Depending on the cell type, transfection efficiency is on the order of 60 to 70 percent, McManus said, although researchers actually should take three numbers into account, he said: Capture efficiency, injection efficiency, and expression efficiency. Fujitsu presented a poster at the ASCB meeting that reported, for example, 75-percent capture efficiency, 68-percent capture efficiency, and 98-percent expression efficiency for K562 cells; and 67, 75, and 76 percent, respectively, for murine macrophages.
According to Matsudaira, the efficiency for macrophages — and other difficult-to-transfect cell types like stem cells — is particularly important.
"This issue of hard-to-transfect cells is really a stumbling block, and in our case, macrophages are very difficult to transfect," he said. "The efficiencies are typically in fractions of a percent, or a very low percent. There is no reliable way of transfecting any given cell. You tend to work with cells that are amenable to transfection."
A number of other methods exist for transfecting cells, with lipofection, viral vectors, electroporation, and laser-based manipulation being the most well-known. In fact, several companies have developed automated transfection platforms based on some of these techniques, such as Cellectricon with its newly released CellAxess platform; Cyntellect with its LEAP system; and Amaxa's Nucleofector.
However, each of these methods has its own problems — such as inefficient genetic transfer and possible change of cellular phenotype — which often makes manual injection the method of choice.
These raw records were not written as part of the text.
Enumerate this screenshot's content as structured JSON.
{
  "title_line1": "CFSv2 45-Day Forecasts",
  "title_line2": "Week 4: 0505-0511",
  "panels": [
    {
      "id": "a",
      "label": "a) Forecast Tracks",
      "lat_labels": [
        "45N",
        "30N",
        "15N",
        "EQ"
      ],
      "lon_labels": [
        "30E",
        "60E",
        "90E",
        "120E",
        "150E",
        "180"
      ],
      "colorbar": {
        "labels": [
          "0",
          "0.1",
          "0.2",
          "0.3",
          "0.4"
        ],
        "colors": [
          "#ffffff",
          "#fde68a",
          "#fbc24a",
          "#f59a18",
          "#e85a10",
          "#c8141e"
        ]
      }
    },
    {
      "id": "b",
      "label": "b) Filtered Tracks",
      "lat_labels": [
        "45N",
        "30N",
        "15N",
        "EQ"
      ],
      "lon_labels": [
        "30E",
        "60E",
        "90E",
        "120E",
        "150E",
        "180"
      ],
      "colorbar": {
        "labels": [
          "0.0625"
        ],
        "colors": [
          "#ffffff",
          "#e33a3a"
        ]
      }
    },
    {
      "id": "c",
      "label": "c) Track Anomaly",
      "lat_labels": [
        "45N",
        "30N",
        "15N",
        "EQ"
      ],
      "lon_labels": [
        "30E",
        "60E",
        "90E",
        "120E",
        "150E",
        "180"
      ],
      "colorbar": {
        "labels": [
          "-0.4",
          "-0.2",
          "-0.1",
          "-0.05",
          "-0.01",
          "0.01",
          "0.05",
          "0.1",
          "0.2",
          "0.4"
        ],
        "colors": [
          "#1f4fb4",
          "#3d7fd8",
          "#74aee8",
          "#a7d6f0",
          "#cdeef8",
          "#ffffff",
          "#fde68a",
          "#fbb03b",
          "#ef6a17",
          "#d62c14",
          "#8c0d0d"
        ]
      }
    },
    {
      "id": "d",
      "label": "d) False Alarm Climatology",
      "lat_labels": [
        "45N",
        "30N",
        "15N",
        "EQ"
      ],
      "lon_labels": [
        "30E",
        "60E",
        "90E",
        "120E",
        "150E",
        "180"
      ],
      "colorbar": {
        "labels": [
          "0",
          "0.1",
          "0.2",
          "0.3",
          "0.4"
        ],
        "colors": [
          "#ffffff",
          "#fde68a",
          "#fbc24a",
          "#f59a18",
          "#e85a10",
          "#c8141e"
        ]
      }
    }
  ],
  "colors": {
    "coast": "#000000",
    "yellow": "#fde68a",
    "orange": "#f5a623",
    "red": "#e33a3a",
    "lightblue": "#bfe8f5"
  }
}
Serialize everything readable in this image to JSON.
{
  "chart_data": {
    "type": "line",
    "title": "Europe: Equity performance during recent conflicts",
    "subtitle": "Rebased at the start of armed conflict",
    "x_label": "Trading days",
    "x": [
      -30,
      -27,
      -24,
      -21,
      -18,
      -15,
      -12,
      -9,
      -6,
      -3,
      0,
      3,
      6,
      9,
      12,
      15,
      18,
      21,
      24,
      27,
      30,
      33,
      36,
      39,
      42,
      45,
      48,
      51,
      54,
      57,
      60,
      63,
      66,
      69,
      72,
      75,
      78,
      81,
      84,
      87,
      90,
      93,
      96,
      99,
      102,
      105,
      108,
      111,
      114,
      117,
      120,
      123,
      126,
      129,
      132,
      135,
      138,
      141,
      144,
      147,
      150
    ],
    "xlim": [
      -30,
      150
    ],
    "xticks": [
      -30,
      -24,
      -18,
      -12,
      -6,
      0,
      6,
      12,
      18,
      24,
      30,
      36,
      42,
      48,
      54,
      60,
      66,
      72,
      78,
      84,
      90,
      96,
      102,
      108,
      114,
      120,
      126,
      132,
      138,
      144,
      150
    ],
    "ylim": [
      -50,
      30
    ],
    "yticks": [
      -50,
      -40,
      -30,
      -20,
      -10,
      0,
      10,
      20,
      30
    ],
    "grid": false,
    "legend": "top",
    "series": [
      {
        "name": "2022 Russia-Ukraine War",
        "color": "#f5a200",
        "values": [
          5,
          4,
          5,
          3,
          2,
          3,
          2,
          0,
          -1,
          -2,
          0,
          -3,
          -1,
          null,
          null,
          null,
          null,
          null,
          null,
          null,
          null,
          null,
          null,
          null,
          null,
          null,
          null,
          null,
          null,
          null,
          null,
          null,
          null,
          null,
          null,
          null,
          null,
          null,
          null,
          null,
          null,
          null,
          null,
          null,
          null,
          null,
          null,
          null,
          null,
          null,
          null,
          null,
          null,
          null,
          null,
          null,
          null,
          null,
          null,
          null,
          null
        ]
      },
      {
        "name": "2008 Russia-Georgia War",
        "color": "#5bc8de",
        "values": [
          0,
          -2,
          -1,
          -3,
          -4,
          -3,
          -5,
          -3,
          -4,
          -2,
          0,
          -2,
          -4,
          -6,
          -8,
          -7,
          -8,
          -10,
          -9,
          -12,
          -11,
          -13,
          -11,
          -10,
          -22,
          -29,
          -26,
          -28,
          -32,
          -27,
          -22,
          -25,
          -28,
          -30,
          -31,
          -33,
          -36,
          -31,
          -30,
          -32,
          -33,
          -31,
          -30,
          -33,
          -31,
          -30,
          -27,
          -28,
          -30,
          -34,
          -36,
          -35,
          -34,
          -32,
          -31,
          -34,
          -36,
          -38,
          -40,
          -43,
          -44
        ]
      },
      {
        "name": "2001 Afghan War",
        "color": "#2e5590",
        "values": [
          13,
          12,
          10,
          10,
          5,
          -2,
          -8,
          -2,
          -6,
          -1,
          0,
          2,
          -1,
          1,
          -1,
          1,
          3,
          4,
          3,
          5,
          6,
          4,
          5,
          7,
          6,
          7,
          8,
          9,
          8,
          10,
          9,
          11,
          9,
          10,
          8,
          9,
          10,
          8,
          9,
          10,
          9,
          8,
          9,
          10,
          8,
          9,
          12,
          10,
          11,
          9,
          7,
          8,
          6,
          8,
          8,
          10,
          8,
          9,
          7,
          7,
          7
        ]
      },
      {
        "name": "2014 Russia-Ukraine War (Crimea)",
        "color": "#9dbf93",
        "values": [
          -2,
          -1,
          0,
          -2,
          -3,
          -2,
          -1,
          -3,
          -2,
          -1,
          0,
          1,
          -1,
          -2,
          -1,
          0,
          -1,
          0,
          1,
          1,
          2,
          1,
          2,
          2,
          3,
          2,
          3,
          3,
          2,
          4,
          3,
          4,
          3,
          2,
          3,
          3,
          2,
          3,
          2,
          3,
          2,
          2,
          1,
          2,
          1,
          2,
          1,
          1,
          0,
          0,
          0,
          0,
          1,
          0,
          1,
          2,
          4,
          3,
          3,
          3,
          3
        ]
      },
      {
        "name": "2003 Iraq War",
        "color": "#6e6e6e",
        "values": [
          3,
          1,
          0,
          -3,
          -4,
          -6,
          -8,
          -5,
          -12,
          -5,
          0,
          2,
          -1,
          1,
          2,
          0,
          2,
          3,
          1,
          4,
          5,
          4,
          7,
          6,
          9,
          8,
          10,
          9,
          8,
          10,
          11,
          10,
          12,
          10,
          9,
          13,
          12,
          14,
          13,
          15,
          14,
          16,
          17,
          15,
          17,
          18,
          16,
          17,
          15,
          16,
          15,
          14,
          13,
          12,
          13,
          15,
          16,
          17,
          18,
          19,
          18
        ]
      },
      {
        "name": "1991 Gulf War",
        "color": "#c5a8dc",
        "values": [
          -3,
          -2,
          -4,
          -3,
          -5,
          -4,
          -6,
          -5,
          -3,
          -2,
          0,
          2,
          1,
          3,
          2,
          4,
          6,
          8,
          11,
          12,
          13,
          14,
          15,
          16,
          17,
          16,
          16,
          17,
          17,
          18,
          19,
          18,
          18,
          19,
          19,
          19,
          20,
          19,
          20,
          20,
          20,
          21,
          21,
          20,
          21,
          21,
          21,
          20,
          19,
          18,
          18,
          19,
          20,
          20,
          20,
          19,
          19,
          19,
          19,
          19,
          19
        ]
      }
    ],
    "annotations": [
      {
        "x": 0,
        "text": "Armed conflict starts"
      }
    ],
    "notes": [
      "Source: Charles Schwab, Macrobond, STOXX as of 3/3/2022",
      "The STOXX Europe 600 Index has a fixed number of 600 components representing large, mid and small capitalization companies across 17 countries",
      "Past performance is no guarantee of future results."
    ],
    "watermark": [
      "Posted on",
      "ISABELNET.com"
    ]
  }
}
"The problem with lipofection is that it's just very hard to control how much material gets into a cell," Matsudaira said. "With electroporation it's the same sort of thing, whereas with direct microinjection you can control roughly the amounts that go in.
"The trade-off is that usually with microinjection, you cannot inject large numbers of cells," he added. "We have a manual microinjector — it's a technique that lots of labs use. But the Fujitsu technology appealed to us because it can do thousands of cells, and that gets us into the level of cells we need to manipulate in order to measure the effects of perturbation in a statistically reliable way."
Matsudaira's comments seem to indicate that the Whitehead is sold on the platform's capabilities, but it isn't officially sold yet. McManus characterized the placement as an "evaluation," and many of the planned projects will begin next year. The main value to Fujitsu now is the possibility of presentations and publications validating the efficacy of the platform as a high-throughput cellular transfection tool.
Although the platform is not yet officially for sale, McManus said it would sell one to someone if they were interested at this point. He said that Fujitsu has several users in Japan, and is negotiating another evaluation agreement with a West-coast US-based academic institution.
McManus declined to comment on the price range of CellInjector, but said it would "cost less than $500,000."